Almost half of 30-day readmissions post-PCI deemed preventable
Readmission rates following PCI could be nearly halved, according to research published online Sept. 26 in the Journal of the American Heart Association. The key, researchers wrote, starts with changing clinician behaviors.
Calling on patient records from Massachusetts General Hospital and Brigham and Women’s Hospital in Boston, a team led by Jason H. Wasfy, MD, of Harvard Medical School, reviewed 30-day readmissions. They graded readmissions on a scale from 0 to three, from not preventable to definitely preventable.
They found that of the 893 readmissions reviewed, 42.6 percent were preventable. Of the 380 preventable readmissions, Wasfy et al wrote, 34.2 percent could have been prevented by performing an elective procedure during the index admission. Different medical management could have changed outcomes in 28.9 percent of cases.
Wasfy et al wrote that 10.3 percent of readmissions could have been prevented through changes in the procedure, including care for stent-associated dissections. Technical procedure changes could have prevented 9.9 percent of possibly preventable readmissions. Avoiding staged PCI when there were no new symptoms could have prevented 14.7 percent of preventable readmissions.

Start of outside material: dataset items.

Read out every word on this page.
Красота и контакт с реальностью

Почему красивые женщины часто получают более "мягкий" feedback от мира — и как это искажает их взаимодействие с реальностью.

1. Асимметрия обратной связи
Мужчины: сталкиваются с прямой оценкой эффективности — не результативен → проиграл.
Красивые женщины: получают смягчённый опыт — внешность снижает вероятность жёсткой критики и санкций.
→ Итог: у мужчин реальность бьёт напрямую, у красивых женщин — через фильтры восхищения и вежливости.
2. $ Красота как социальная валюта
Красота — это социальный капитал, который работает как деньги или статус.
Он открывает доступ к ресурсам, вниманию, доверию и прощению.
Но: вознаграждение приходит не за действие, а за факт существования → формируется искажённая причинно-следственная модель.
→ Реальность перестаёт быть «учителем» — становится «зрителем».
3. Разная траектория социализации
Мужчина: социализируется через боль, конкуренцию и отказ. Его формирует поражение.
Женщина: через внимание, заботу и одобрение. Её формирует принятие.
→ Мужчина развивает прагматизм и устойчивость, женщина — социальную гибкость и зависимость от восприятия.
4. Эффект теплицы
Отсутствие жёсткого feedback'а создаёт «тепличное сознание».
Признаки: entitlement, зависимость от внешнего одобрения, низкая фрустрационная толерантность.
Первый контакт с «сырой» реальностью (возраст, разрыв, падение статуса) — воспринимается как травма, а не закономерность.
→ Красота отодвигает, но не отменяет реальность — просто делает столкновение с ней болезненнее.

Better outpatient care could have prevented 10.3 percent of cases. In some cases, a simple check-up could have helped prevent readmissions.
Vascular and bleeding complications made up 10 percent of readmissions and congestive heart failure another 9.7 percent.
“Our results suggest that clinicians and hospitals might reduce readmission rates by avoiding reflexive staged procedures in the absence of new or persistent clinical symptoms, carefully avoiding vascular access complications and bleeding through methods such as transradial access, careful titration of medications for heart failure patients, and minimizing the risk of stent thrombosis through careful technique and intensification of dual antiplatelet therapy in selected high-risk patients,” Wasfy et al noted.
However, their findings also highlighted that 57.4 percent of the cases reviewed were not preventable, although some preventable risks were only partly so.
They found that by improving care, some of these partially preventable risks could be eliminated. Stent thrombosis, syncope/presyncope, careful titration of medications before release and follow-up care post-release were all considered to be areas where improvement could be made that would improve outcomes on the whole.
Also, Wasfy et al noted, that burden for risk of preventable readmissions was a different beast from what made a patient high or low risk in general. For example, a patient at high risk for unpreventable complications was also at high risk for preventable complications. They wrote the mean risk of 30-day readmissions borne across all patients reviewed was 16.9 percent preventable and 16.2 percent nonpreventable. With this in mind the team recommended a focus on doing as much as possible to prevent further risks in already high-risk patients.
Wasfy et al suggested using their findings to improve quality of care for all patients, reducing costs and preventing unnecessary 30-day readmissions across the patient spectrum.